The story also includes the sort of mechanical interruption every offshore sailor knows too well. A broken spreader bar on the trimaran forced a repair stop, and later the family stripped weight from the boat before heading back out again. That repair-and-relaunch rhythm is central to cruising life. Boats do not stay seaworthy by accident. They stay seaworthy because somebody spots the issue, deals with it, and then resets the boat for the next leg.

A later rig check at Ilha da Cotia, in Paraty, before a northbound voyage to the Caribbean, fits that same pattern. It is the kind of stop that separates competent passagemaking from hopeful wandering: inspect the rig, verify the gear, and only then point the bow toward the next stretch.

Safety, routing, and the maintenance loop

The family’s method lines up neatly with the wider safety logic of seamanship. The U.S. Coast Guard Boating Safety Division says its mission is to reduce loss of life, injuries, and property damage by improving boaters’ knowledge, skills, and abilities. That is not just a bureaucratic slogan. It is the same framework that makes family cruising work when children are part of the crew.

On Thunderbird, safety seems to be built into the routine rather than tacked on as an extra lecture. Watchstanding teaches awareness. Sail changes teach timing and coordination. Weight stripping teaches how boat handling changes when the load changes. Rig checks teach that prevention is cheaper than emergency repair. Put those pieces together and you get a family system that treats seamanship as a practical skill set, not a badge of experience.

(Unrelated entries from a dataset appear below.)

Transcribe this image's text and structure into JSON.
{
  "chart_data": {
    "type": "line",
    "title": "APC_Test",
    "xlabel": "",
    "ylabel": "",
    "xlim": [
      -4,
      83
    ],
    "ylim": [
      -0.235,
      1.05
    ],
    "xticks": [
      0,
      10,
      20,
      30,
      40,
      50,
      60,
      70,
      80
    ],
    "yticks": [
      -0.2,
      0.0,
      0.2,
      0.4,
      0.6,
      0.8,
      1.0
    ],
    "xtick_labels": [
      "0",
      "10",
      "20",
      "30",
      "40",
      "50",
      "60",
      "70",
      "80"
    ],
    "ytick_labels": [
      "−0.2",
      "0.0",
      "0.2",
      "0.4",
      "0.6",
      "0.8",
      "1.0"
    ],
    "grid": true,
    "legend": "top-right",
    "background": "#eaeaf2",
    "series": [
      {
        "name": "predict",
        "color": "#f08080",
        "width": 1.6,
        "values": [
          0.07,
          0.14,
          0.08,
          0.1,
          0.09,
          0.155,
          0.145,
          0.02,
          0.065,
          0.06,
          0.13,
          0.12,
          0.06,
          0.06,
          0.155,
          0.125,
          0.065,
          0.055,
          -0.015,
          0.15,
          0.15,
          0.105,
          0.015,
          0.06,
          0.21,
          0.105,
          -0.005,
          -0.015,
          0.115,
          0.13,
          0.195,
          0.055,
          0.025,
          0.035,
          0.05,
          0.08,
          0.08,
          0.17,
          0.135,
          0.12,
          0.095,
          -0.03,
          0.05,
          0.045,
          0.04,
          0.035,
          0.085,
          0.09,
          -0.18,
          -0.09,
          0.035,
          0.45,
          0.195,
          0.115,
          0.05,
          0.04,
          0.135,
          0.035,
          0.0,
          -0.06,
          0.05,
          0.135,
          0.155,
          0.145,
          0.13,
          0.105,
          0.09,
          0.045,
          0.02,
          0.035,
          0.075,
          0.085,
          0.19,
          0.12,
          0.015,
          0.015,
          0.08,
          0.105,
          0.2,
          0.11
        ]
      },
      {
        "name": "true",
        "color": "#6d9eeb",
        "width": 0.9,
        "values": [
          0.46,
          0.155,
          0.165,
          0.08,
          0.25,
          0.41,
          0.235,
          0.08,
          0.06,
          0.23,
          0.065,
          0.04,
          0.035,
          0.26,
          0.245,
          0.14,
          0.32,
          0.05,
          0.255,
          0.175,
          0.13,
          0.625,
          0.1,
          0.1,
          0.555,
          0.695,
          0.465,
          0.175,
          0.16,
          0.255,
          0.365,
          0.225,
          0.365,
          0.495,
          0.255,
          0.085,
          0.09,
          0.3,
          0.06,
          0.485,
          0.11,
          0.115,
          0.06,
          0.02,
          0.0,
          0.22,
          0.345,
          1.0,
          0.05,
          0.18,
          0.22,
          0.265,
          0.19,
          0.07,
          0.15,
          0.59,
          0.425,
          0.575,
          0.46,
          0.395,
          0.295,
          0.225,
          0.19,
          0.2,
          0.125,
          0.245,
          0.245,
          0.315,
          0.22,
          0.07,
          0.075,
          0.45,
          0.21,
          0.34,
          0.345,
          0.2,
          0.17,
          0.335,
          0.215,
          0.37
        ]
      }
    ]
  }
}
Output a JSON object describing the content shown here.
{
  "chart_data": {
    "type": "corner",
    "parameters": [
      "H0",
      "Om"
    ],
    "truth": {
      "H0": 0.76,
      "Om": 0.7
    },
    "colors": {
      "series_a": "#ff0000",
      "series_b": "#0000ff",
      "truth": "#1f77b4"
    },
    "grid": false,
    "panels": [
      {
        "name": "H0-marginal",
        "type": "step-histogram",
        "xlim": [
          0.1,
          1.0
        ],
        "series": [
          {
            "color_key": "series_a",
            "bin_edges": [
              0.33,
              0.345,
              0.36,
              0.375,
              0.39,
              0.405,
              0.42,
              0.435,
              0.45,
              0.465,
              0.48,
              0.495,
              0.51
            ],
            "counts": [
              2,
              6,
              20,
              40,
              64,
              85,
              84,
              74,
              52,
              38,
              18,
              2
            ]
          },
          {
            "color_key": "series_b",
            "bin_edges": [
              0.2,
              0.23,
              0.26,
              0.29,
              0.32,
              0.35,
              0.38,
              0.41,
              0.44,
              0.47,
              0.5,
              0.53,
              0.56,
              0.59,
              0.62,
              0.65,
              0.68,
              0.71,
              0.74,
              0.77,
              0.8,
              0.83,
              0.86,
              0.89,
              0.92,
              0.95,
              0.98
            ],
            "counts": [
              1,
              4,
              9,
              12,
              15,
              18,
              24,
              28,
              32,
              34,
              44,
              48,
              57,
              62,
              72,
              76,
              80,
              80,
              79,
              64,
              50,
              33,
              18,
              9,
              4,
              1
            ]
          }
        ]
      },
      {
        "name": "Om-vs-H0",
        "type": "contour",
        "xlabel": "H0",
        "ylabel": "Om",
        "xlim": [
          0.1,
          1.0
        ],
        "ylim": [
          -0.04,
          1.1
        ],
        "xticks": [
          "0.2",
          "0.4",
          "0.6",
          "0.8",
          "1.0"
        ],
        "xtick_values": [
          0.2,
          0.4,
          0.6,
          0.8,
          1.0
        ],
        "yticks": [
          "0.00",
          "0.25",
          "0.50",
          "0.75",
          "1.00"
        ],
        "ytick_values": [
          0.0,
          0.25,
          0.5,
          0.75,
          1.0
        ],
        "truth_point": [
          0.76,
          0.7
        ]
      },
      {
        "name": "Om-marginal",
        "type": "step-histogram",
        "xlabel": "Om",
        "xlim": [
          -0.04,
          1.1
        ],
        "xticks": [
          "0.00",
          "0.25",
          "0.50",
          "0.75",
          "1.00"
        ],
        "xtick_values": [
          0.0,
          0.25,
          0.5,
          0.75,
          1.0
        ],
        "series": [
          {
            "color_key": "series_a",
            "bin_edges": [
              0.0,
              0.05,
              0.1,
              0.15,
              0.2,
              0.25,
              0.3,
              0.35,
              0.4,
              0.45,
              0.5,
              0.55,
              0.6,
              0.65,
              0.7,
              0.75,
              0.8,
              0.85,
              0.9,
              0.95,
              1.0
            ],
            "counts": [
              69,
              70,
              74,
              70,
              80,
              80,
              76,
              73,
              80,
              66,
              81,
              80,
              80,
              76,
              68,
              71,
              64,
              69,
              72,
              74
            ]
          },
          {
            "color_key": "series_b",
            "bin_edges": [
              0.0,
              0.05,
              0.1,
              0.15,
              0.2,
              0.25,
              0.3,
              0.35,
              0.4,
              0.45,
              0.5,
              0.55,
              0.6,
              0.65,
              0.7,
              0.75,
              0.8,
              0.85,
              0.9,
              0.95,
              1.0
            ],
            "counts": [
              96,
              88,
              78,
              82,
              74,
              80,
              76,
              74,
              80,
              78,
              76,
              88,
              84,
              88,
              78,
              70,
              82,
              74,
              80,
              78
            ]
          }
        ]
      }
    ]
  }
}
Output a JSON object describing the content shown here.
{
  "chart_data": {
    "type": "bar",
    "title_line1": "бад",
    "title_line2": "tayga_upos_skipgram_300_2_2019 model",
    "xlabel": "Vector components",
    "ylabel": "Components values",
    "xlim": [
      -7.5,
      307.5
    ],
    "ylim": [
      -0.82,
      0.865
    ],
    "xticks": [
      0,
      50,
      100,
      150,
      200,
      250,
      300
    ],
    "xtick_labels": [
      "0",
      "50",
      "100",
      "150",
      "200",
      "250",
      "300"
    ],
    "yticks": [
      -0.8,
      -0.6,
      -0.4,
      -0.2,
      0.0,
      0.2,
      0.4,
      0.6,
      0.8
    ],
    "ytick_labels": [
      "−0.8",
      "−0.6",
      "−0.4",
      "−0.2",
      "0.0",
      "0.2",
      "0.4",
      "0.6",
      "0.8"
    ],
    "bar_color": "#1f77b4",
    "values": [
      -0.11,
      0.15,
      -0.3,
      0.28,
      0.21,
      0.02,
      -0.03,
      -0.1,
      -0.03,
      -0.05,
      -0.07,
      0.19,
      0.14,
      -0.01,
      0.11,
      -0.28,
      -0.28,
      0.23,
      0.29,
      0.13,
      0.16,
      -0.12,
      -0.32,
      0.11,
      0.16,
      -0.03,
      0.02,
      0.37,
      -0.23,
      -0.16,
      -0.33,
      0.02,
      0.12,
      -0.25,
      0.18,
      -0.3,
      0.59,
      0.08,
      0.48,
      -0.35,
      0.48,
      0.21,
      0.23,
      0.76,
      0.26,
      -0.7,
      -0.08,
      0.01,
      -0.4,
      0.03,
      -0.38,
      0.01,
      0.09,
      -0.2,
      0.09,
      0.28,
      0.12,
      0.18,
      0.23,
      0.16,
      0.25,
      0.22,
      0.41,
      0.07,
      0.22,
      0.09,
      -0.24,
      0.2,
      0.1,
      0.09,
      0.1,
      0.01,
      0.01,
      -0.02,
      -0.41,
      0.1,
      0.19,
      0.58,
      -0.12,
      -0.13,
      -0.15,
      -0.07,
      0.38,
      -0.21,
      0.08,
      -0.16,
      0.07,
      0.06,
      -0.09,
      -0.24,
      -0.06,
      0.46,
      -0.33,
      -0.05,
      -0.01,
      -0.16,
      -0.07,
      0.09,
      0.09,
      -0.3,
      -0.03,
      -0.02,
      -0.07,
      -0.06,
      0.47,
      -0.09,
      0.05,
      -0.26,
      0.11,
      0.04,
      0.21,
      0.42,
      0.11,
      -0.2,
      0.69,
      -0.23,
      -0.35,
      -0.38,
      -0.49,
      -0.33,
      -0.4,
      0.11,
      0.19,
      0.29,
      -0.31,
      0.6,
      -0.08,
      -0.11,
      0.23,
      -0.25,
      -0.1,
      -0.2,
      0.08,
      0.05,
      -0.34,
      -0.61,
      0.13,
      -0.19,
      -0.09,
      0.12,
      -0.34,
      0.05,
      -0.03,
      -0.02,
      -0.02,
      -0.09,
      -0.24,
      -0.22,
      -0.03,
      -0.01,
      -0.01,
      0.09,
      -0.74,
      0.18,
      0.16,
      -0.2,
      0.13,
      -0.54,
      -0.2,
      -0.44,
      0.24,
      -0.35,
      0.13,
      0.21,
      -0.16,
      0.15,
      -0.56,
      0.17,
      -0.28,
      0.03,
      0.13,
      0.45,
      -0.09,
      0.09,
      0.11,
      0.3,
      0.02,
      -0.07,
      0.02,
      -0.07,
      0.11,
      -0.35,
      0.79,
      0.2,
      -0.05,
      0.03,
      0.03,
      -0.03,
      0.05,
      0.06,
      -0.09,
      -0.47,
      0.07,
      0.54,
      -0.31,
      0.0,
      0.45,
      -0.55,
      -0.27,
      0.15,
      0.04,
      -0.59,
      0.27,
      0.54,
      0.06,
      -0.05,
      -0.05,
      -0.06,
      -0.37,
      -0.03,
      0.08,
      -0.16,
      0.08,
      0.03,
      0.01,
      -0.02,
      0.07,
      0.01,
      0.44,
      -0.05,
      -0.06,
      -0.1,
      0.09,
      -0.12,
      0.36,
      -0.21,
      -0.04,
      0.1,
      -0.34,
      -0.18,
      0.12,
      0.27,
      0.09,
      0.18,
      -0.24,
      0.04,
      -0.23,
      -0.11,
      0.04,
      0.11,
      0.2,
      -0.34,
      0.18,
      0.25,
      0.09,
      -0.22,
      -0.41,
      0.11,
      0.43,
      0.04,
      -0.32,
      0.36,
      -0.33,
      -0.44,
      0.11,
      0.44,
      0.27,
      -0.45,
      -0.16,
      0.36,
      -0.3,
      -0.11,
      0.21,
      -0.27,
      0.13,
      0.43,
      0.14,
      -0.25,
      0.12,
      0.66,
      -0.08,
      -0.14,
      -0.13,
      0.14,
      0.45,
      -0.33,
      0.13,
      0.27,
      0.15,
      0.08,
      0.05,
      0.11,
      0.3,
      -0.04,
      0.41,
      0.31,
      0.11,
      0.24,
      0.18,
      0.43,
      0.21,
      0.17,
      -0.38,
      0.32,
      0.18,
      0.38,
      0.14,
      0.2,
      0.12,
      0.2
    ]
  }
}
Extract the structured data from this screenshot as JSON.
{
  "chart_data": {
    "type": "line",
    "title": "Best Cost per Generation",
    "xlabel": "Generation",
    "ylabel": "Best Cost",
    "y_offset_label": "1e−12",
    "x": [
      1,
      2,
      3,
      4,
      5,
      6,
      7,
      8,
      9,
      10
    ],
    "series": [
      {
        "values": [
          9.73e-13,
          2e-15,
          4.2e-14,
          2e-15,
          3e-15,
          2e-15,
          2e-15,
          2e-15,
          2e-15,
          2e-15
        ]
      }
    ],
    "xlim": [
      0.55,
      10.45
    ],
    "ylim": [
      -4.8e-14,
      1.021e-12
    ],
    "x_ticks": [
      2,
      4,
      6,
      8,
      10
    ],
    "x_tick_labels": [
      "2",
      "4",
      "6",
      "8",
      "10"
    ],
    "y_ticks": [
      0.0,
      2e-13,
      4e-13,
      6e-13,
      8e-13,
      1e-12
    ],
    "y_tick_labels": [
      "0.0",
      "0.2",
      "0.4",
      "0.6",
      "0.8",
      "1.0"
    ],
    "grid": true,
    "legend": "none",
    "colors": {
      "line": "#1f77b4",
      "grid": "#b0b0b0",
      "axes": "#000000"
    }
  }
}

The 2026 passage account also shows how quickly that mindset scales when a family has spent years living it. By the time they reached landfall, the crew was more synchronized, which is what happens when everyone aboard knows the job and understands why it matters. That kind of cohesion is hard-earned, and it is one of the strongest arguments for taking children seriously as working members of the crew.

Related stock photo
Photo by Yaroslav Shuraev

What this model gives sailing families

For DIY cruisers, the Sao-Burwick setup is useful because it shows the mechanics behind the lifestyle:

  • Make children part of the watch system early, then give them jobs that matter.
  • Teach navigation as a working skill, with position-fixing, wind, and current tied to real passages.
  • Treat maintenance as part of cruising, not a break from it.
  • Route around seasonality instead of fighting it, especially when hurricane risk is in play.
  • Expect confidence and independence to grow when responsibility is real and repeated.

That is the deeper lesson from Thunderbird’s 14 years afloat. A family can cruise for years and still be doing little more than traveling, or it can turn the boat into a seamanship school where the children learn to steer, trim, stand watch, and keep the machine alive. On this trimaran, the broken spreader bar, the rig checks, the weather call, and the northbound push all point to the same conclusion: the boat taught the children because the family built the voyage around work that had to be done.